I will mention one other piece before concluding. Philip Calderon's St. Elizabeth of Hungary's Great Act of Renunciation. Calderon's piece attracted me from a distance. I really didn't know what the subject matter was meant to mean at first. It simply struck me as a strong and interesting piece. It is very dark with what little light there is focused on the nude figure of a woman, who is kneeling at an altar. There are figures immersed in the dark background to the left observing her. As I moved closer I could see that they were two nuns and two monks. I wondered if this was a woman being punished by the church unjustly. It seemed like it might be a social commentary I didn't quite get. I read the text and discovered that the central woman was St. Elizabeth of Hungary renouncing all her worldly wealth and power. This took me by surprise. Calderon has used her nudity to represent her humbling herself honestly before taking on a religious life. It turns out there was much controversy over this painting as well. Outraged Catholics, as the text explains, felt that Calderon had completely misinterpreted the medieval texts that spoke of St. Elizabeth and misused their use of the Latin word nudus by interpreting it as nude. They felt nudus was meant metaphorically, not literally. After learning the facts, I looked at the painting again, and truthfully, it was hard to be outraged. There is a humble quality to St.
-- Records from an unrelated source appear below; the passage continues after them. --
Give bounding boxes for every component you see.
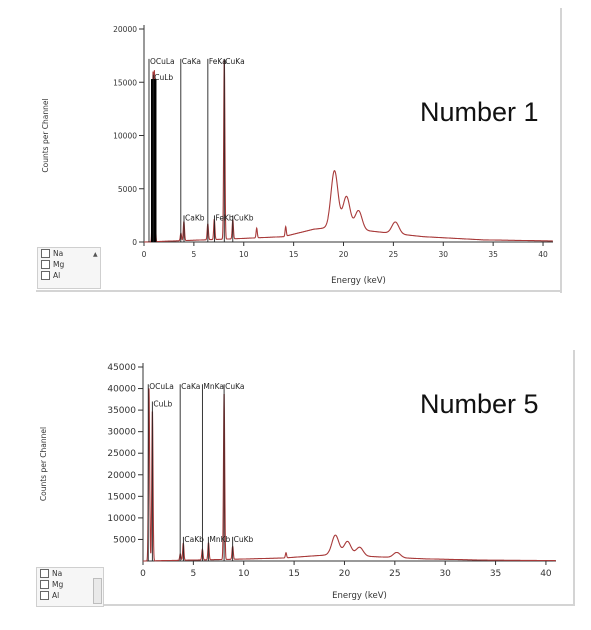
checkbox-na[interactable] [40, 569, 49, 578]
checkbox-na[interactable] [41, 249, 50, 258]
y-tick-label: 10000 [113, 132, 137, 141]
peak-label: CaKb [185, 213, 205, 222]
x-tick-label: 5 [190, 569, 196, 579]
legend-label-na: Na [52, 569, 63, 578]
legend-scrollbar[interactable] [93, 578, 102, 604]
legend-item-na[interactable]: Na [38, 248, 100, 259]
checkbox-al[interactable] [40, 591, 49, 600]
checkbox-al[interactable] [41, 271, 50, 280]
x-axis-label: Energy (keV) [332, 591, 387, 601]
peak-label: FeKb [215, 213, 233, 222]
peak-label: CuKb [234, 535, 254, 544]
y-tick-label: 15000 [113, 78, 137, 87]
peak-label: CuKa [225, 382, 244, 391]
peak-label: MnKa [203, 382, 224, 391]
legend-item-al[interactable]: Al [38, 270, 100, 281]
panel-border-right [573, 350, 575, 606]
x-tick-label: 0 [142, 250, 147, 259]
x-tick-label: 25 [389, 569, 400, 579]
x-axis-label: Energy (keV) [331, 276, 386, 286]
legend-label-al: Al [52, 591, 60, 600]
y-tick-label: 0 [132, 238, 137, 247]
y-axis-label: Counts per Channel [41, 98, 50, 172]
y-tick-label: 45000 [107, 363, 136, 373]
x-tick-label: 5 [191, 250, 196, 259]
peak-label: CaKa [181, 382, 200, 391]
x-tick-label: 10 [238, 569, 250, 579]
y-tick-label: 35000 [107, 406, 136, 416]
checkbox-mg[interactable] [40, 580, 49, 589]
y-tick-label: 5000 [113, 535, 136, 545]
panel-border-bottom [36, 604, 574, 606]
legend-label-na: Na [53, 249, 64, 258]
y-tick-label: 20000 [107, 471, 136, 481]
y-tick-label: 10000 [107, 514, 136, 524]
peak-label: CaKb [184, 535, 204, 544]
x-tick-label: 20 [339, 569, 351, 579]
peak-label: OCuLa [150, 57, 175, 66]
peak-label: CuLb [153, 399, 172, 408]
peak-label: CuKa [225, 57, 244, 66]
legend-label-mg: Mg [52, 580, 64, 589]
legend-item-na[interactable]: Na [37, 568, 103, 579]
sample-label-5: Number 5 [420, 389, 539, 419]
element-legend-5: Na Mg Al [36, 567, 104, 607]
peak-label: CuLb [154, 73, 173, 82]
x-tick-label: 35 [490, 569, 501, 579]
scroll-up-icon[interactable]: ▲ [93, 251, 98, 258]
legend-label-al: Al [53, 271, 61, 280]
x-tick-label: 15 [289, 250, 299, 259]
x-tick-label: 10 [239, 250, 249, 259]
legend-item-al[interactable]: Al [37, 590, 103, 601]
x-tick-label: 35 [488, 250, 498, 259]
x-tick-label: 20 [339, 250, 349, 259]
peak-label: MnKb [209, 535, 230, 544]
spectrum-line [143, 388, 556, 562]
y-tick-label: 25000 [107, 449, 136, 459]
filled-peak [152, 79, 157, 243]
peak-label: OCuLa [149, 382, 174, 391]
panel-border-bottom [36, 290, 561, 292]
peak-label: CaKa [182, 57, 201, 66]
legend-label-mg: Mg [53, 260, 65, 269]
x-tick-label: 15 [288, 569, 299, 579]
spectrum-chart-5: 0 5 10 15 20 25 30 35 40 5000 10000 15000 20000 25000… [39, 363, 556, 601]
y-tick-label: 30000 [107, 428, 136, 438]
y-axis-label: Counts per Channel [39, 427, 48, 501]
spectrum-panel-1: 0 5 10 15 20 25 30 35 40 0 5000 10000 15000 20000 Ener… [0, 0, 591, 300]
y-tick-label: 5000 [118, 185, 137, 194]
legend-item-mg[interactable]: Mg [37, 579, 103, 590]
spectrum-line [144, 60, 553, 243]
checkbox-mg[interactable] [41, 260, 50, 269]
x-tick-label: 30 [438, 250, 448, 259]
x-tick-label: 25 [389, 250, 399, 259]
legend-item-mg[interactable]: Mg [38, 259, 100, 270]
panel-border-right [560, 8, 562, 293]
peak-label: FeKa [209, 57, 227, 66]
x-tick-label: 40 [538, 250, 548, 259]
x-tick-label: 0 [140, 569, 146, 579]
x-tick-label: 30 [439, 569, 451, 579]
sample-label-1: Number 1 [420, 97, 539, 127]
x-tick-label: 40 [540, 569, 552, 579]
spectrum-chart-1: 0 5 10 15 20 25 30 35 40 0 5000 10000 15000 20000 Ener… [41, 25, 553, 286]
peak-label: CuKb [234, 213, 254, 222]
spectrum-panel-5: 0 5 10 15 20 25 30 35 40 5000 10000 15000 20000 25000… [0, 348, 591, 630]
y-tick-label: 40000 [107, 385, 136, 395]
y-tick-label: 15000 [107, 492, 136, 502]
y-tick-label: 20000 [113, 25, 137, 34]
element-legend-1: Na Mg Al ▲ [37, 247, 101, 289]
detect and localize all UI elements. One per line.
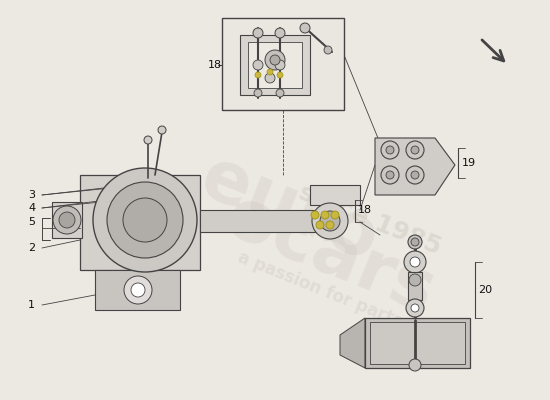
Text: 20: 20	[478, 285, 492, 295]
Polygon shape	[365, 318, 470, 368]
Circle shape	[411, 238, 419, 246]
Text: 2: 2	[28, 243, 35, 253]
Circle shape	[406, 166, 424, 184]
Circle shape	[267, 69, 273, 75]
Circle shape	[406, 299, 424, 317]
Circle shape	[321, 211, 329, 219]
Text: euro: euro	[191, 143, 389, 277]
Circle shape	[326, 221, 334, 229]
Circle shape	[410, 257, 420, 267]
Circle shape	[53, 206, 81, 234]
Bar	[52, 202, 82, 238]
Circle shape	[324, 46, 332, 54]
Circle shape	[253, 28, 263, 38]
Circle shape	[255, 72, 261, 78]
Polygon shape	[200, 210, 330, 232]
Bar	[408, 272, 422, 300]
Circle shape	[409, 359, 421, 371]
Text: a passion for parts: a passion for parts	[235, 249, 405, 331]
Circle shape	[411, 146, 419, 154]
Polygon shape	[248, 42, 302, 88]
Text: 3: 3	[28, 190, 35, 200]
Circle shape	[300, 23, 310, 33]
Polygon shape	[370, 322, 465, 364]
Polygon shape	[375, 138, 455, 195]
Circle shape	[277, 72, 283, 78]
Circle shape	[254, 89, 262, 97]
Text: 18: 18	[208, 60, 222, 70]
Circle shape	[409, 274, 421, 286]
Circle shape	[312, 203, 348, 239]
Circle shape	[320, 211, 340, 231]
Circle shape	[131, 283, 145, 297]
Circle shape	[316, 221, 324, 229]
Circle shape	[123, 198, 167, 242]
Circle shape	[404, 251, 426, 273]
Circle shape	[124, 276, 152, 304]
Circle shape	[93, 168, 197, 272]
Circle shape	[381, 166, 399, 184]
Text: 1: 1	[28, 300, 35, 310]
Circle shape	[331, 211, 339, 219]
Circle shape	[275, 28, 285, 38]
Polygon shape	[95, 270, 180, 310]
Circle shape	[107, 182, 183, 258]
Circle shape	[411, 304, 419, 312]
Text: ocars: ocars	[215, 182, 445, 328]
Polygon shape	[240, 35, 310, 95]
Circle shape	[408, 235, 422, 249]
Circle shape	[276, 89, 284, 97]
Circle shape	[158, 126, 166, 134]
Polygon shape	[80, 175, 200, 270]
Polygon shape	[340, 318, 365, 368]
Circle shape	[386, 146, 394, 154]
Circle shape	[59, 212, 75, 228]
Text: since 1985: since 1985	[295, 180, 445, 260]
Circle shape	[253, 60, 263, 70]
Text: 5: 5	[28, 217, 35, 227]
Circle shape	[411, 171, 419, 179]
Text: 4: 4	[28, 203, 35, 213]
Circle shape	[265, 73, 275, 83]
Circle shape	[270, 55, 280, 65]
Circle shape	[406, 141, 424, 159]
Circle shape	[144, 136, 152, 144]
Circle shape	[275, 60, 285, 70]
Polygon shape	[310, 185, 360, 205]
Circle shape	[265, 50, 285, 70]
Circle shape	[311, 211, 319, 219]
Text: 18: 18	[358, 205, 372, 215]
Bar	[222, 18, 344, 110]
Circle shape	[381, 141, 399, 159]
Text: 19: 19	[462, 158, 476, 168]
Circle shape	[386, 171, 394, 179]
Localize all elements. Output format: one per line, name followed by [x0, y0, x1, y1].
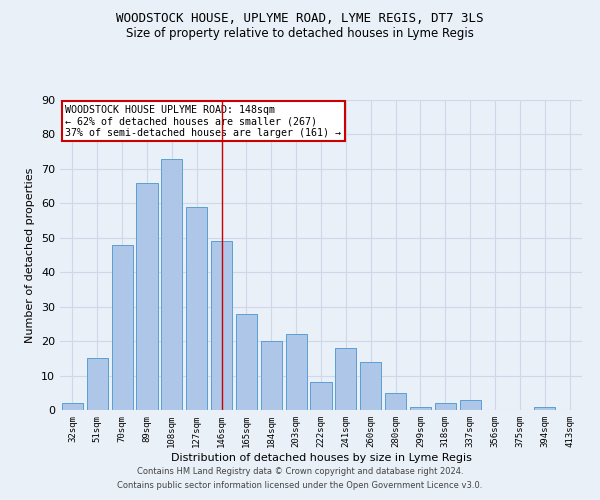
- Text: WOODSTOCK HOUSE, UPLYME ROAD, LYME REGIS, DT7 3LS: WOODSTOCK HOUSE, UPLYME ROAD, LYME REGIS…: [116, 12, 484, 26]
- Bar: [360, 362, 381, 410]
- Bar: [335, 348, 356, 410]
- Text: Size of property relative to detached houses in Lyme Regis: Size of property relative to detached ho…: [126, 28, 474, 40]
- Bar: [410, 406, 431, 410]
- Text: Contains HM Land Registry data © Crown copyright and database right 2024.: Contains HM Land Registry data © Crown c…: [137, 467, 463, 476]
- Bar: [112, 244, 133, 410]
- Bar: [435, 403, 456, 410]
- Bar: [286, 334, 307, 410]
- Text: Contains public sector information licensed under the Open Government Licence v3: Contains public sector information licen…: [118, 481, 482, 490]
- X-axis label: Distribution of detached houses by size in Lyme Regis: Distribution of detached houses by size …: [170, 452, 472, 462]
- Bar: [211, 241, 232, 410]
- Y-axis label: Number of detached properties: Number of detached properties: [25, 168, 35, 342]
- Bar: [534, 406, 555, 410]
- Bar: [460, 400, 481, 410]
- Bar: [87, 358, 108, 410]
- Bar: [385, 393, 406, 410]
- Bar: [186, 207, 207, 410]
- Text: WOODSTOCK HOUSE UPLYME ROAD: 148sqm
← 62% of detached houses are smaller (267)
3: WOODSTOCK HOUSE UPLYME ROAD: 148sqm ← 62…: [65, 104, 341, 138]
- Bar: [236, 314, 257, 410]
- Bar: [62, 403, 83, 410]
- Bar: [161, 158, 182, 410]
- Bar: [136, 182, 158, 410]
- Bar: [261, 341, 282, 410]
- Bar: [310, 382, 332, 410]
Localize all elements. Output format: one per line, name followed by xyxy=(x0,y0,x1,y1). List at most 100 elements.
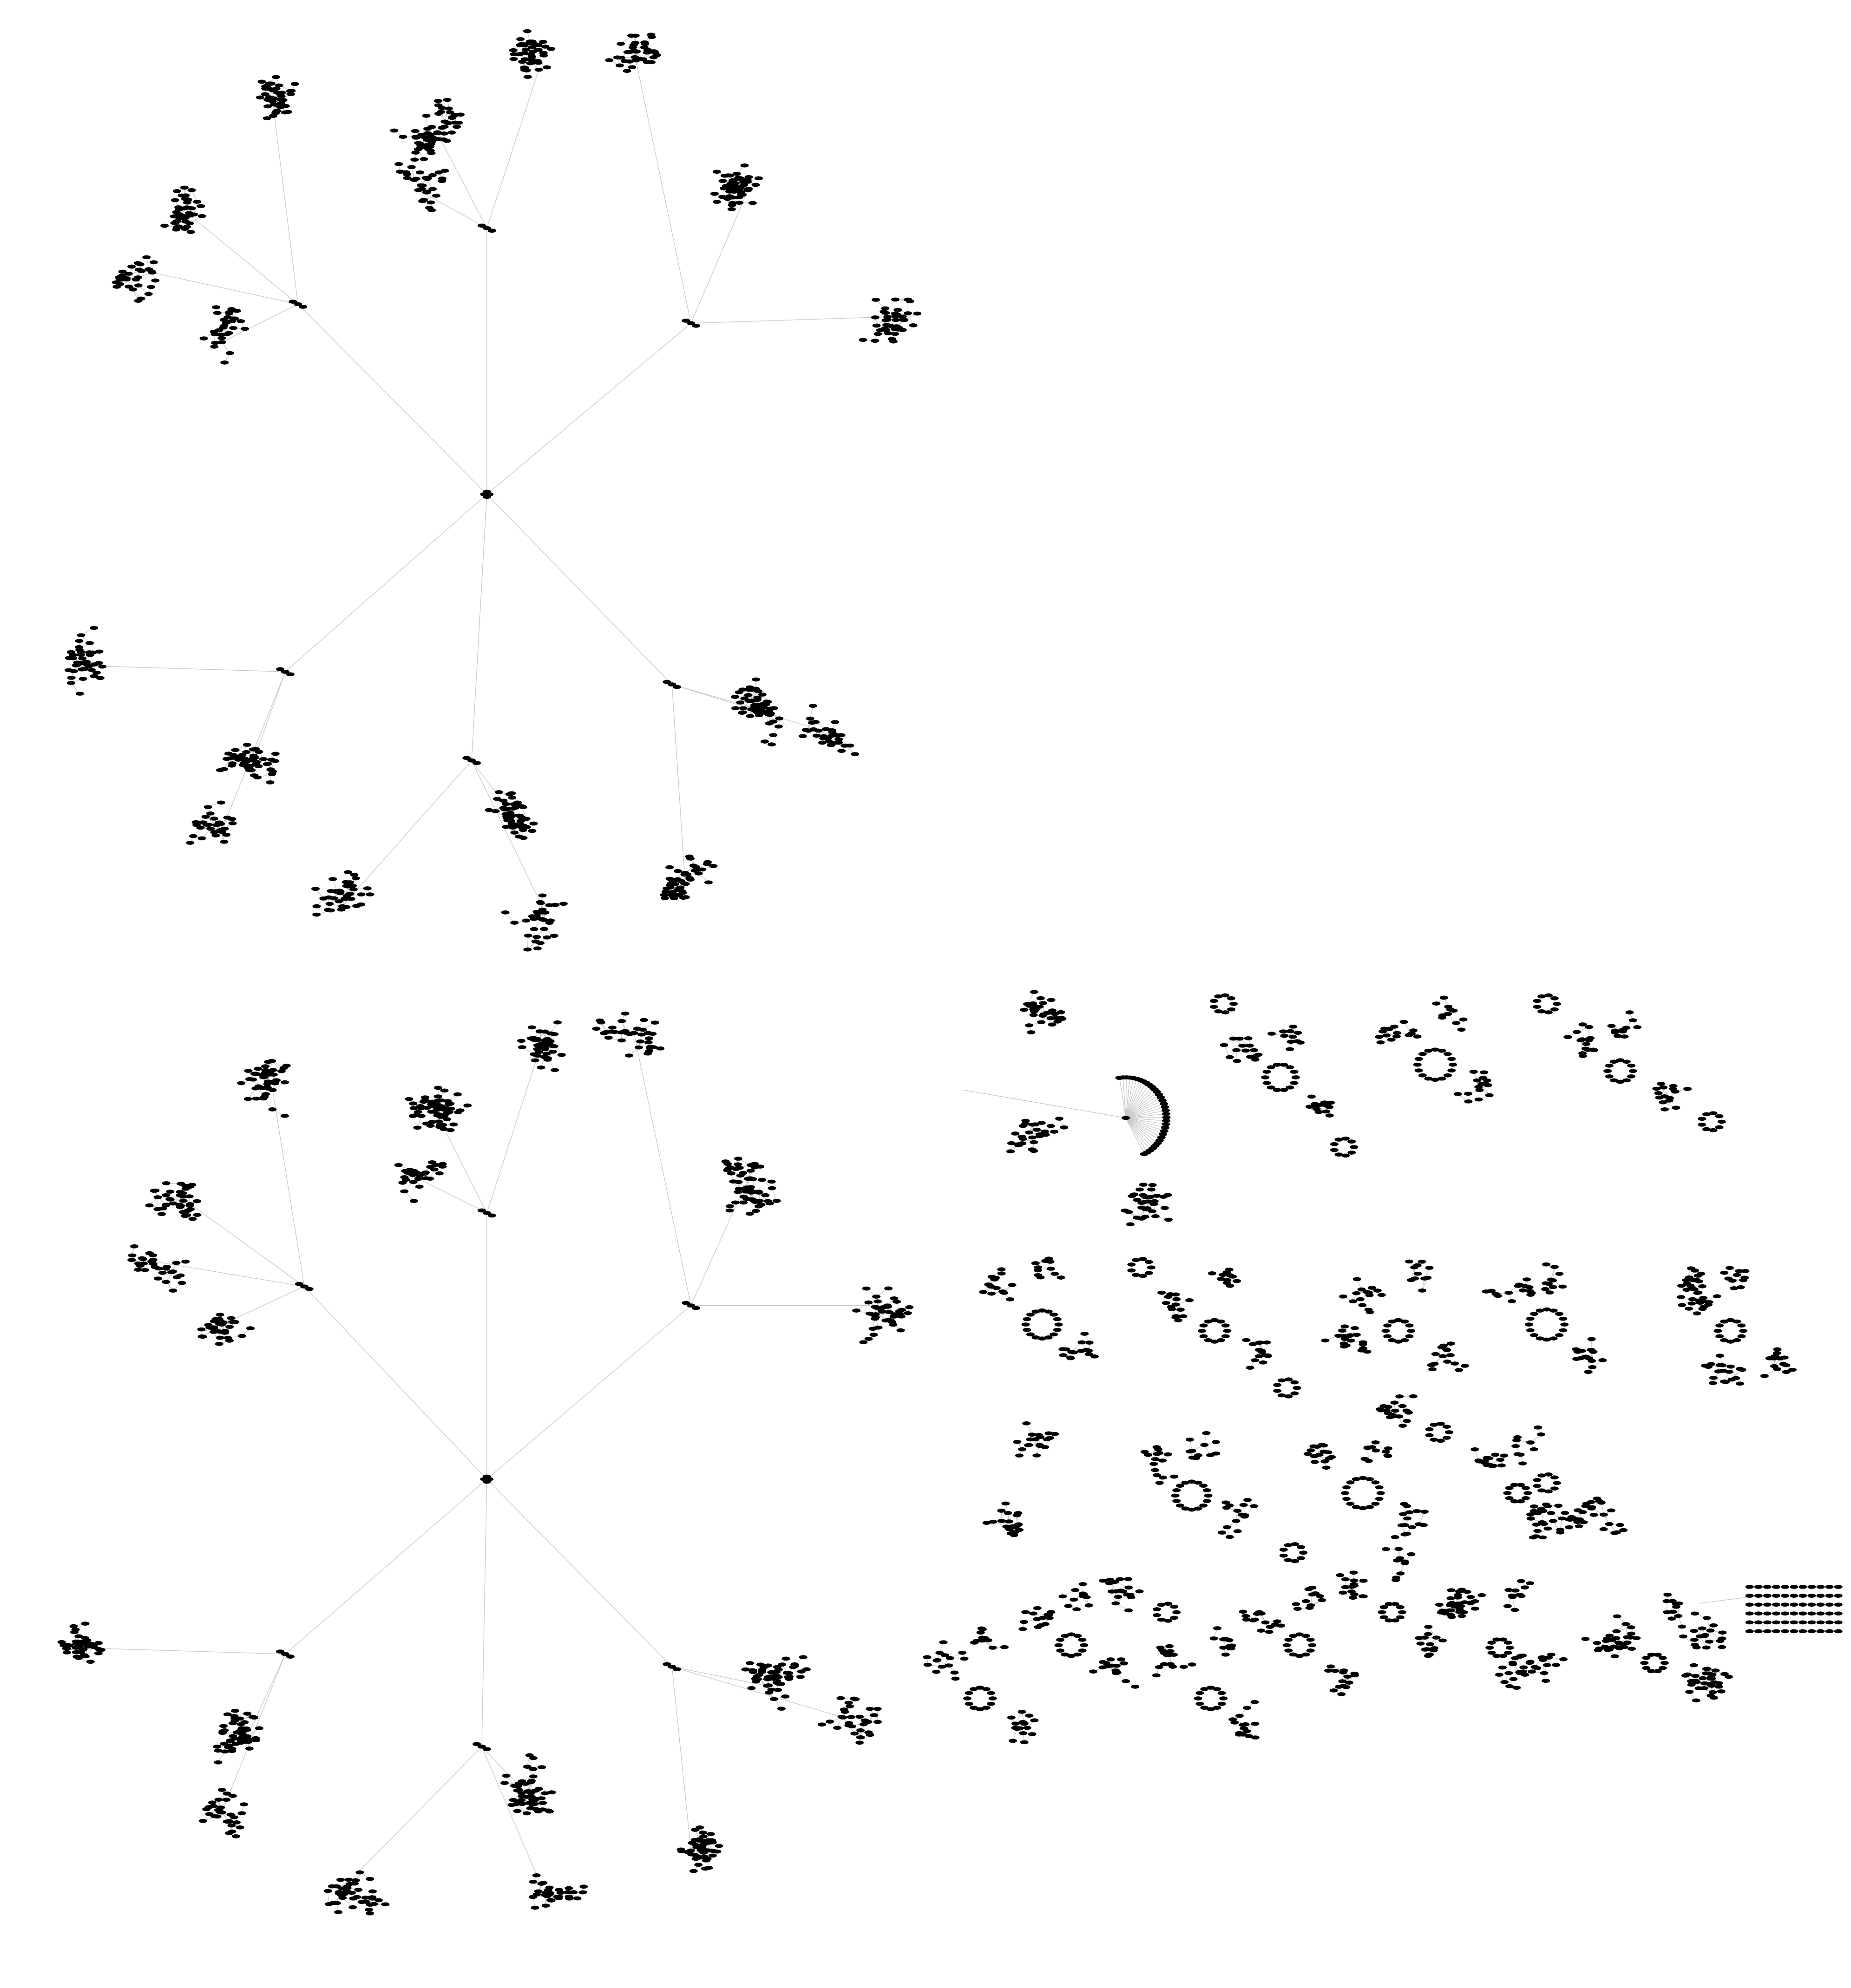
graph-nodes xyxy=(57,29,1843,1916)
graph-node xyxy=(1616,1079,1625,1084)
graph-node xyxy=(1007,1141,1016,1145)
graph-node xyxy=(1251,1358,1260,1362)
graph-node xyxy=(74,1634,83,1639)
graph-node xyxy=(1620,1034,1629,1039)
graph-node xyxy=(731,694,740,699)
graph-node xyxy=(1023,1317,1031,1321)
graph-node xyxy=(1291,1075,1300,1079)
graph-node xyxy=(228,761,237,765)
graph-edge xyxy=(1580,1040,1583,1053)
graph-edge xyxy=(76,1647,285,1654)
graph-node xyxy=(1163,1452,1172,1457)
graph-node xyxy=(1705,1300,1713,1304)
graph-node xyxy=(781,1656,790,1661)
graph-node xyxy=(218,1731,227,1735)
graph-node xyxy=(509,48,518,52)
graph-node xyxy=(1255,1347,1264,1352)
graph-node xyxy=(1405,1510,1414,1515)
graph-node xyxy=(897,1308,906,1312)
graph-node xyxy=(1491,1452,1500,1457)
graph-node xyxy=(1383,1323,1392,1328)
graph-node xyxy=(1572,1347,1581,1352)
graph-node xyxy=(1384,1454,1392,1458)
graph-node xyxy=(1141,1195,1150,1199)
graph-node xyxy=(1090,1354,1099,1359)
graph-node xyxy=(903,1311,912,1315)
graph-node xyxy=(1541,1287,1550,1291)
graph-node xyxy=(223,815,232,820)
graph-node xyxy=(1233,1059,1241,1063)
graph-node xyxy=(1054,1322,1063,1327)
graph-node xyxy=(427,200,435,205)
graph-node xyxy=(137,296,145,301)
graph-node xyxy=(812,733,821,738)
graph-node xyxy=(634,1045,643,1050)
graph-node xyxy=(1418,1288,1427,1293)
graph-node xyxy=(1179,1314,1188,1319)
graph-node xyxy=(366,1911,374,1916)
graph-node xyxy=(186,229,195,234)
graph-node xyxy=(754,1204,763,1209)
graph-node xyxy=(1218,1530,1227,1535)
graph-node xyxy=(172,1261,181,1265)
graph-node xyxy=(210,1330,218,1334)
graph-node xyxy=(263,761,272,766)
graph-edge xyxy=(418,1178,487,1214)
graph-node xyxy=(845,1721,853,1726)
graph-node xyxy=(1216,1319,1225,1324)
graph-node xyxy=(530,927,538,931)
graph-node xyxy=(1267,1032,1276,1036)
graph-node xyxy=(1021,1118,1030,1123)
graph-node xyxy=(1053,1317,1062,1321)
graph-node xyxy=(799,1655,807,1660)
graph-node xyxy=(271,1081,280,1086)
graph-node xyxy=(1587,1337,1596,1341)
graph-edge xyxy=(1125,1092,1157,1118)
graph-node xyxy=(402,172,411,177)
graph-node xyxy=(834,737,843,742)
graph-node xyxy=(748,1670,757,1674)
graph-node xyxy=(736,1173,745,1178)
graph-node xyxy=(1669,1084,1678,1088)
graph-node xyxy=(746,1169,755,1173)
graph-node xyxy=(1589,1350,1598,1354)
graph-node xyxy=(145,1203,154,1208)
graph-node xyxy=(1241,1048,1250,1053)
graph-node xyxy=(219,1724,228,1728)
graph-node xyxy=(417,1114,426,1118)
graph-node xyxy=(1485,1093,1494,1098)
graph-node xyxy=(454,120,463,125)
graph-node xyxy=(1489,1464,1498,1468)
graph-node xyxy=(1443,1052,1452,1056)
graph-node xyxy=(1725,1266,1734,1270)
graph-node xyxy=(147,285,156,289)
graph-node xyxy=(1025,1023,1034,1027)
graph-node xyxy=(1060,1125,1069,1130)
graph-node xyxy=(872,1295,881,1299)
graph-node xyxy=(860,1718,869,1723)
graph-node xyxy=(641,42,650,46)
graph-node xyxy=(536,900,545,904)
graph-node xyxy=(1627,1063,1636,1068)
graph-node xyxy=(423,126,432,131)
graph-node xyxy=(740,163,749,168)
graph-node xyxy=(1578,1022,1587,1027)
graph-node xyxy=(823,736,832,741)
graph-node xyxy=(350,1881,359,1886)
graph-node xyxy=(192,823,201,827)
graph-node xyxy=(69,653,78,657)
graph-node xyxy=(305,1287,314,1291)
graph-node xyxy=(1375,1497,1384,1501)
graph-node xyxy=(744,175,753,179)
graph-edge xyxy=(907,313,914,326)
graph-node xyxy=(735,201,744,205)
graph-node xyxy=(818,1722,827,1727)
graph-node xyxy=(179,1198,188,1203)
graph-node xyxy=(409,1199,418,1203)
graph-node xyxy=(170,214,178,219)
graph-node xyxy=(639,1018,648,1022)
graph-node xyxy=(400,1175,409,1179)
graph-edge xyxy=(1550,1267,1555,1280)
graph-node xyxy=(187,188,196,192)
graph-node xyxy=(709,864,718,868)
Elizabeth's gesture that is by far more spiritual than sexual. The fact that the other figures are so submerged in the background could create an aura of voyeurism, but it really doesn't. They are respectful of St. Elizabeth's renunciation and remain discreetly behind. They are there to show their admiration and give their support to her decision. They are not focused on her nudity. She is bathed in the light of God and God does not care at all that she is naked. Calderon has successfully used the nude to say something much more than nudity. His use of the nude, in this non-traditional manner, actually gives the painting a solemnity that is more intense than if the figure of St. Elizabeth was dressed. She has nothing to hide from God and her faith is unequivocal.

Please take the time to see this exhibition. If you are open-minded you might see some of these paintings in a new light and broaden what you can enjoy in the world of art. If you already are a fan of these artists and this period, this show is sure to delight you. Once again, the show will continue through January 5th, 2003, at the Brooklyn Museum, 200 Eastern Parkway, Brooklyn, NY. For more information you may go to their web site at http://www.BrooklynMuseum.org.

I would also like to recommend two related books that may be purchased from the Brooklyn Museum. The catalogue for the show, Exposed, the Victorian Nude is an unbiased and well-written survey of the nude in the Victorian era and it is beautifully illustrated. You might also enjoy the biography of J.W. Waterhouse written by Peter Trippi, who is also the Assistant Vice Director for Development for the Brooklyn Museum and the world expert on Waterhouse. Waterhouse is one of the artists featured in the exhibition and painted the work Eulalia that I discussed earlier in this review.